2 people together with mental issues and can't work doesn't sound like the best combination to be honest. I think you both need more support.

Shootfirstaskquestionslater · 04/01/2019 03:11

Your coming across like a bit of a hypocrite you can’t work because of your problems but that’s ok but when it’s him he has to be swinging the lead and he should be working. Maybe your best off staying single and letting him find someone less judgemental.

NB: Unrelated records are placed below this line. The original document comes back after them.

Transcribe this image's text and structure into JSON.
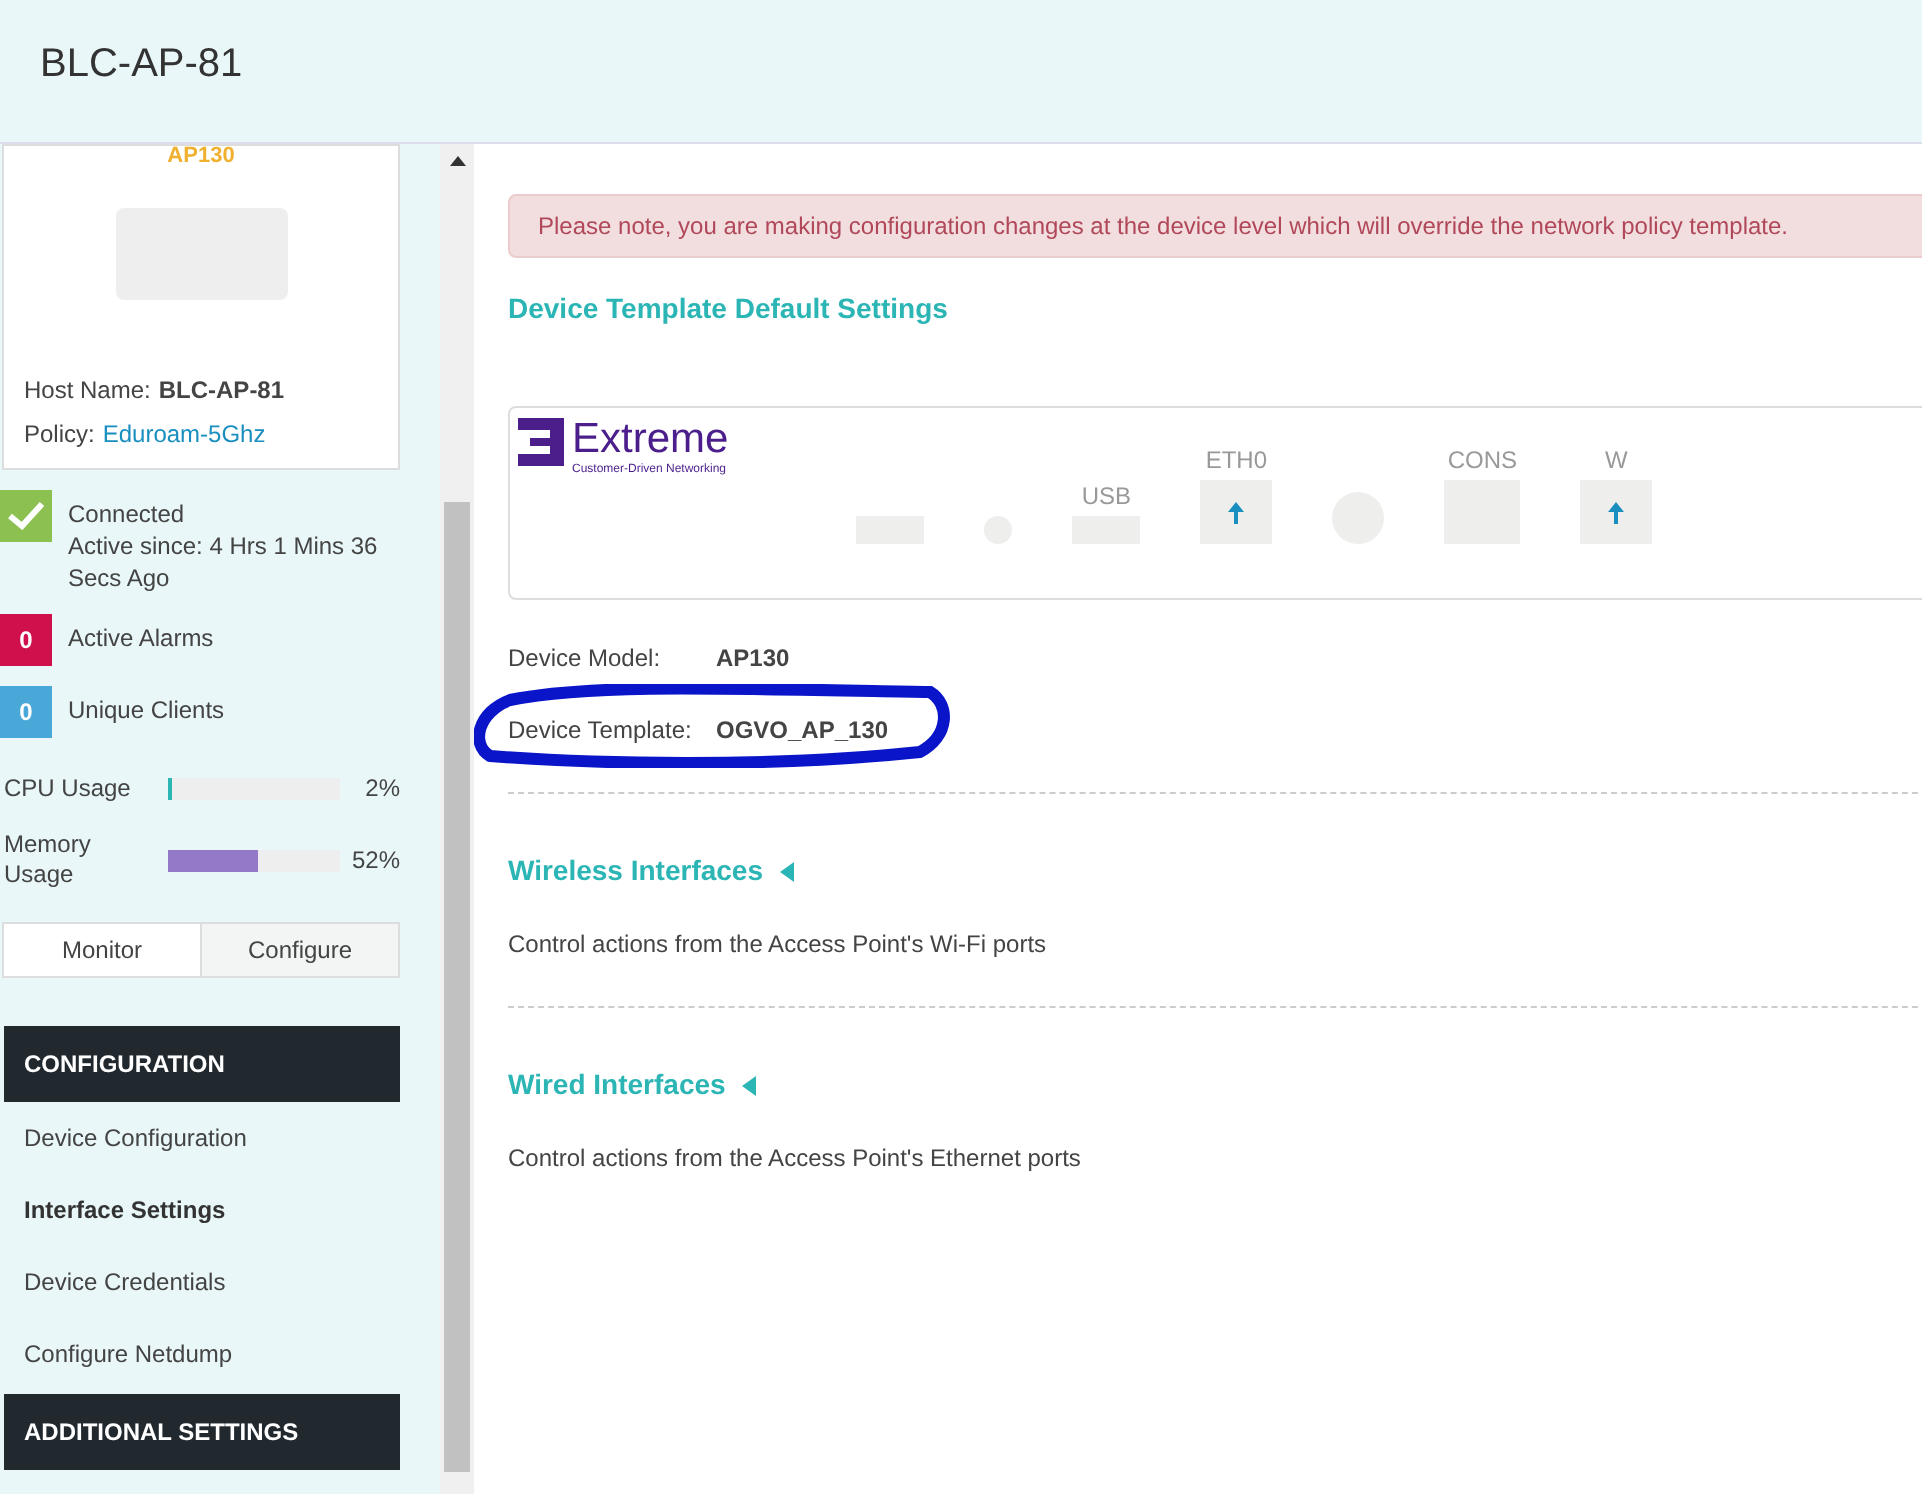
{
  "header": {
    "title": "BLC-AP-81"
  },
  "device_card": {
    "model": "AP130",
    "host_label": "Host Name:",
    "host_value": "BLC-AP-81",
    "policy_label": "Policy:",
    "policy_value": "Eduroam-5Ghz"
  },
  "status": [
    {
      "kind": "check",
      "color": "#8cc152",
      "title": "Connected",
      "detail": "Active since: 4 Hrs 1 Mins 36 Secs Ago"
    },
    {
      "kind": "count",
      "color": "#d0104c",
      "count": "0",
      "title": "Active Alarms"
    },
    {
      "kind": "count",
      "color": "#4aa8d8",
      "count": "0",
      "title": "Unique Clients"
    }
  ],
  "usage": [
    {
      "label": "CPU Usage",
      "level": 0.02,
      "reading": "2%",
      "color": "#2bb5b5"
    },
    {
      "label": "Memory Usage",
      "level": 0.52,
      "reading": "52%",
      "color": "#9579c9"
    }
  ],
  "mode_tabs": [
    {
      "label": "Monitor",
      "selected": false
    },
    {
      "label": "Configure",
      "selected": true
    }
  ],
  "nav": [
    {
      "heading": "CONFIGURATION",
      "items": [
        {
          "label": "Device Configuration",
          "selected": false
        },
        {
          "label": "Interface Settings",
          "selected": true
        },
        {
          "label": "Device Credentials",
          "selected": false
        },
        {
          "label": "Configure Netdump",
          "selected": false
        }
      ]
    },
    {
      "heading": "ADDITIONAL SETTINGS"
    }
  ],
  "notice": "Please note, you are making configuration changes at the device level which will override the network policy template.",
  "template_heading": "Device Template Default Settings",
  "device_panel": {
    "logo_name": "Extreme",
    "logo_tagline": "Customer-Driven Networking",
    "ports": [
      {
        "kind": "slot"
      },
      {
        "kind": "dot"
      },
      {
        "kind": "slot",
        "label": "USB"
      },
      {
        "kind": "eth",
        "label": "ETH0"
      },
      {
        "kind": "round"
      },
      {
        "kind": "console",
        "label": "CONS"
      },
      {
        "kind": "eth",
        "label": "W"
      }
    ]
  },
  "details": [
    {
      "label": "Device Model:",
      "value": "AP130",
      "circled": false
    },
    {
      "label": "Device Template:",
      "value": "OGVO_AP_130",
      "circled": true
    }
  ],
  "sections": [
    {
      "title": "Wireless Interfaces",
      "description": "Control actions from the Access Point's Wi-Fi ports",
      "expanded": false
    },
    {
      "title": "Wired Interfaces",
      "description": "Control actions from the Access Point's Ethernet ports",
      "expanded": false
    }
  ]
}
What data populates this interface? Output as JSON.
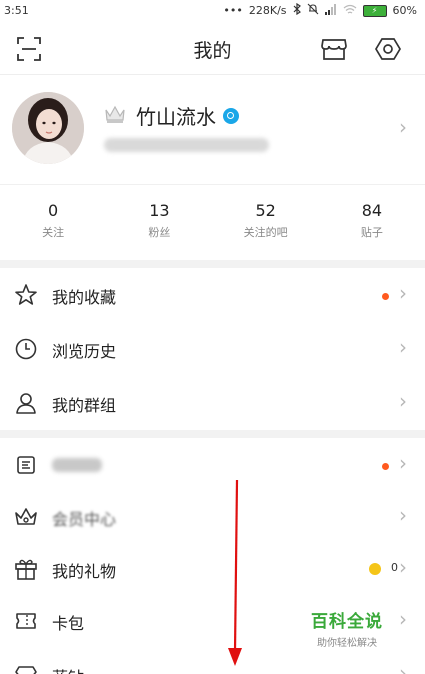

WrapAndRoll · 04/01/2019 03:16

Don't write him off yet. Meet up and see what he's like in person. It sounds like you have lots in common.

Myglassesareknackered · 04/01/2019 07:10

You are being very hypocritical. Also, I’m interested that you say you can’t work because of your autism. Why not? Does this mean you live at home too? (I have ASD and have always worked, even if it’s been part time or volunteeer work.)
Are you actively seeking employment? At least this guy is applying for jobs and doing volunteer work.
Tbh, I would say he’d have as many red flags about you.